A great deal is currently being made of Steven Soderbergh’s reversion to 1940s Hollywood style in The Good German. Frears isn’t quite as systematic, perhaps, but the royal-family scenes in The Queen look very 1950s to me.

In contrast, the Tony Blair scenes were shot with a handheld camera, to convey the bustle of his staff and the more casual situation. Even so, the camera movement is not obtrusive, and Frears still doesn’t constantly cut in for the tight close-up. Here, too, he keeps his camera back a bit, framing groups as they talk. The lighting tends to be brighter and more diffuse. The contrast works well, and yet Frears never pushes it in our faces and asks us to be impressed.

The narrative seems a little thin, mostly because, unlike most classical films, The Queen has only one plot line. There’s no subsidiary crisis, no romance, no other conflict. It’s just the royals versus the liberal prime minister’s team until one side cracks. Even the potential conflict that could have easily arisen from Blair’s wife’s anti-royalty position never goes anywhere. She’s mainly there as a sounding-board for him. And if the plot is thin, it is also refreshingly elegant in its simplicity.

One remarkable aspect of the plot is that none of the characters is treated as a villain. Blair’s position is held up as the wise one, yet the film goes to great lengths to suggest that the Queen and her family have reasons for behaving the way they do. Not excuses, but reasons.
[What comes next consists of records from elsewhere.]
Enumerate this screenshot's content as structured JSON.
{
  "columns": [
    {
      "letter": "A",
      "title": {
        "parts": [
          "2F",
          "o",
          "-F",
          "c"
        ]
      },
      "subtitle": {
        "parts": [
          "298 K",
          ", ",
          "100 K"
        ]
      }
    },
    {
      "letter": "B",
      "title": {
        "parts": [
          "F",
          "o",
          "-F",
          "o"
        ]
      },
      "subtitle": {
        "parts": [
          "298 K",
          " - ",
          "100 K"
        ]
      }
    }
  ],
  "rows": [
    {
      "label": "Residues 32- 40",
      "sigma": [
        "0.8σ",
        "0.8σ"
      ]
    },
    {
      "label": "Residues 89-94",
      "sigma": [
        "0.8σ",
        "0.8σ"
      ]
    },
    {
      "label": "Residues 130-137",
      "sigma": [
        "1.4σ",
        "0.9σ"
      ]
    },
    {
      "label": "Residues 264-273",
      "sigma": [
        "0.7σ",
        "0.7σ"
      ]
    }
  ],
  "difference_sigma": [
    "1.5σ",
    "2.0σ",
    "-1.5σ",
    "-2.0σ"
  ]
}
Fittingly, the film concludes with the Queen and her new prime minister walking out into the palace gardens for a stroll and a chat.

At the end, I didn’t feel that I had sat through a great performance. I had seen a good, entertaining, somewhat unusual, and skillfully made film that had a great performance in it. Indeed, it has a second from Michael Sheen as Blair, and the supporting players are fine as well.

But good directors spell good directing, and good cinematographers spell … You get the idea. Variety’s reviewers, it must be said, seem to have a mandate to mention style, since ever review comments at least briefly on the film’s techniques. But most critics give you no sense of the film as a whole—its narrative construction (apart from a plot synopsis) or its stylistic texture. It would be nice to see more rounded reviews.